To the credit of "Batman: Soul of the Dragon," the action is superb. Crafting animation is already difficult enough, but to draw characters racing through martial arts combat had to be a herculean task. And the artists at Warner Bros. Animation did a hell of a job. Every dodge is fluid, every punch powerful, every sword slice zings through the air. The teamwork of Bruce and his allies, combined with the nearly nonstop action (they had a lot to cram in 70 minutes) make for a lively and enjoyable film.
What really helps to enhance its mood is Joachim Horsley's score. The soundtrack provides an ocean of funk for every fight scene.
The movie's villain isn't much to write home about, just a generic terrorist/cult leader. I wonder how you could make the leader of a snake cult dull, but somehow the writers achieved that. Maybe that 70-minute constraint played a part, especially when Bruce had three other teammates.
The other complaint I have with this movie is the ending.
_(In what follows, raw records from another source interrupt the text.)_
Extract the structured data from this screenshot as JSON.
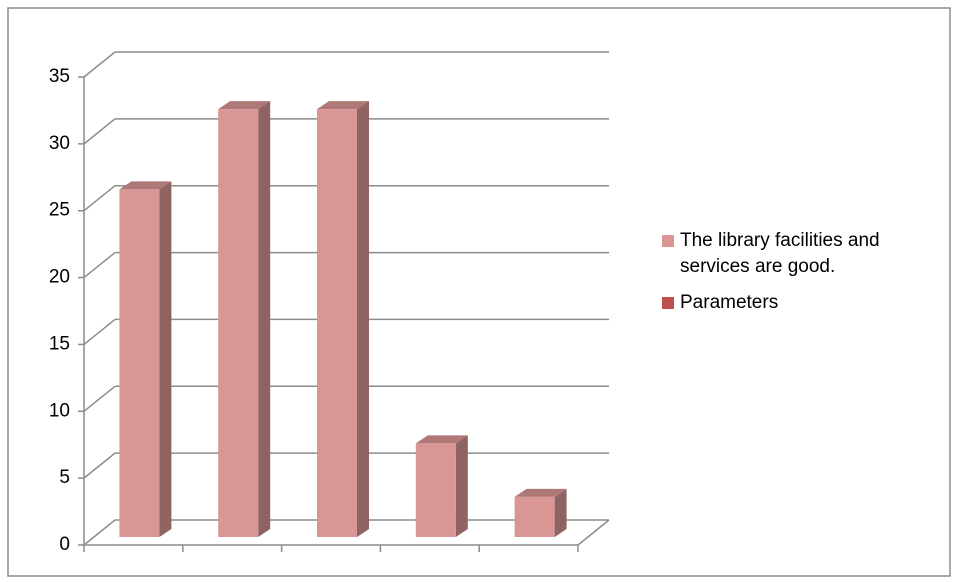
{
  "chart_data": {
    "type": "bar3d",
    "categories": [
      null,
      null,
      null,
      null,
      null
    ],
    "series": [
      {
        "name": "The library facilities and services are good.",
        "color": "#d99694",
        "values": [
          26,
          32,
          32,
          7,
          3
        ]
      },
      {
        "name": "Parameters",
        "color": "#c0504d",
        "values": [
          null,
          null,
          null,
          null,
          null
        ]
      }
    ],
    "ylim": [
      0,
      35
    ],
    "yticks": [
      0,
      5,
      10,
      15,
      20,
      25,
      30,
      35
    ],
    "grid": true,
    "legend": "right"
  }
}
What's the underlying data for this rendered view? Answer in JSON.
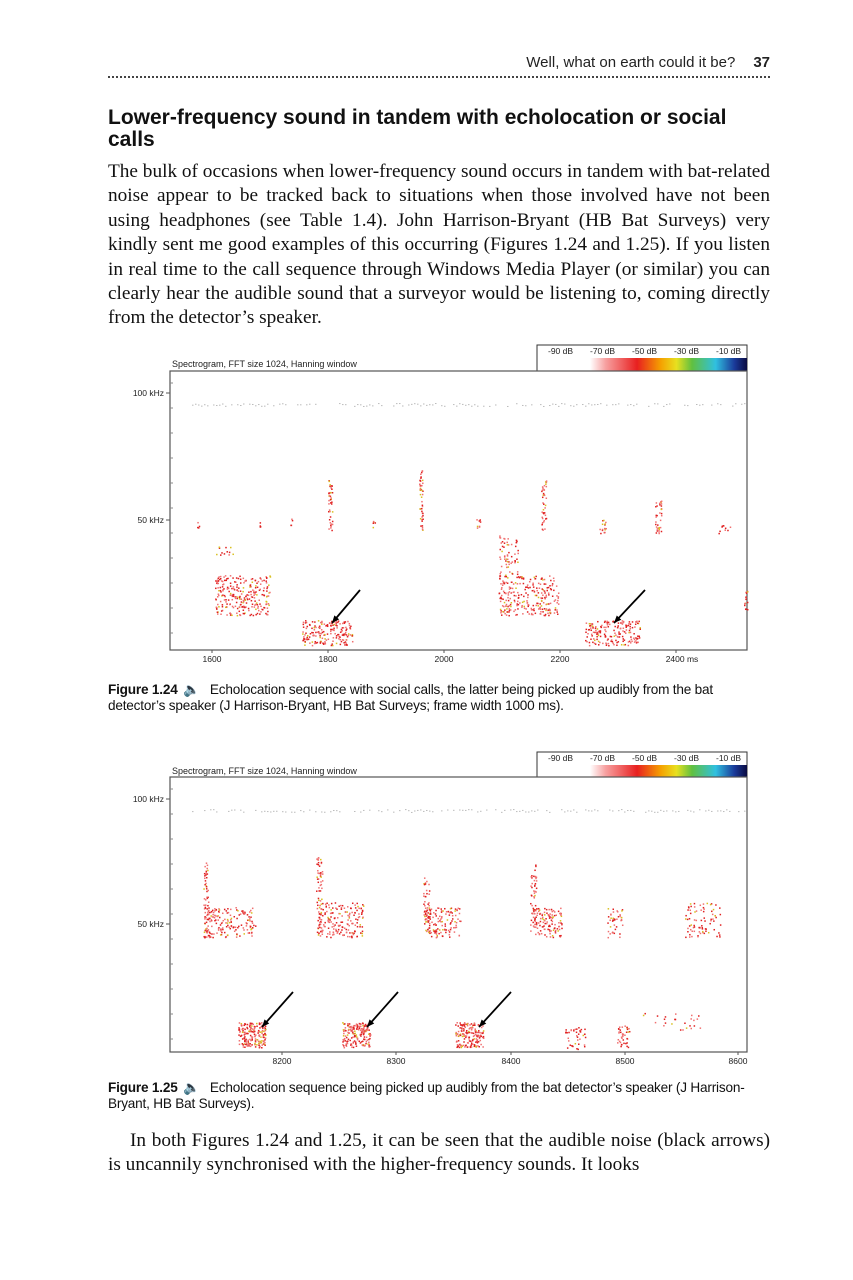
{
  "running_head": {
    "title": "Well, what on earth could it be?",
    "page_number": "37"
  },
  "section_heading": "Lower-frequency sound in tandem with echolocation or social calls",
  "paragraph_1": "The bulk of occasions when lower-frequency sound occurs in tandem with bat-related noise appear to be tracked back to situations when those involved have not been using headphones (see Table 1.4). John Harrison-Bryant (HB Bat Surveys) very kindly sent me good examples of this occurring (Figures 1.24 and 1.25). If you listen in real time to the call sequence through Windows Media Player (or similar) you can clearly hear the audible sound that a surveyor would be listening to, coming directly from the detector’s speaker.",
  "figures": [
    {
      "spectrogram_title": "Spectrogram, FFT size 1024, Hanning window",
      "legend": [
        "-90 dB",
        "-70 dB",
        "-50 dB",
        "-30 dB",
        "-10 dB"
      ],
      "y_ticks": [
        "100 kHz",
        "50 kHz"
      ],
      "x_ticks": [
        "1600",
        "1800",
        "2000",
        "2200",
        "2400 ms"
      ],
      "label": "Figure 1.24",
      "audio_icon": "speaker-icon",
      "caption": "Echolocation sequence with social calls, the latter being picked up audibly from the bat detector’s speaker (J Harrison-Bryant, HB Bat Surveys; frame width 1000 ms)."
    },
    {
      "spectrogram_title": "Spectrogram, FFT size 1024, Hanning window",
      "legend": [
        "-90 dB",
        "-70 dB",
        "-50 dB",
        "-30 dB",
        "-10 dB"
      ],
      "y_ticks": [
        "100 kHz",
        "50 kHz"
      ],
      "x_ticks": [
        "8200",
        "8300",
        "8400",
        "8500",
        "8600"
      ],
      "label": "Figure 1.25",
      "audio_icon": "speaker-icon",
      "caption": "Echolocation sequence being picked up audibly from the bat detector’s speaker (J Harrison-Bryant, HB Bat Surveys)."
    }
  ],
  "paragraph_2": "In both Figures 1.24 and 1.25, it can be seen that the audible noise (black arrows) is uncannily synchronised with the higher-frequency sounds. It looks",
  "colors": {
    "signal": "#e02020",
    "arrow": "#000000"
  }
}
It's very ... bizarre. I won't spoil it for you, but it's hard to understand what writer Jeremy Adams was going for. I can't really call it a cliffhanger because I doubt this film will get a sequel. It just left things strangely unresolved and generated more questions than it answered.
With a plot so simple (again, by comic book movie standards), this story should have been a piece of cake to wrap up. Instead, Adams decided to, I don't know, attempt to subvert expectations without a thought for what the ending does to the movie's continuity. And speaking of continuity, where was Alfred in this film?
I get that they wanted an original story, but "Batman: Soul of the Dragon" puts Bruce Wayne in charge of a nightclub and leaves out his only living family member. You can't have Batman without Alfred.
None of the issues I raised is fatal, but they do keep it from being a perfect entry in the Batman universe. I'd like to see more original stories and experiments in theme for DC's animated future.
"Batman: Soul of the Dragon" is available now on digital services, or you can pick up the DVD on Tuesday.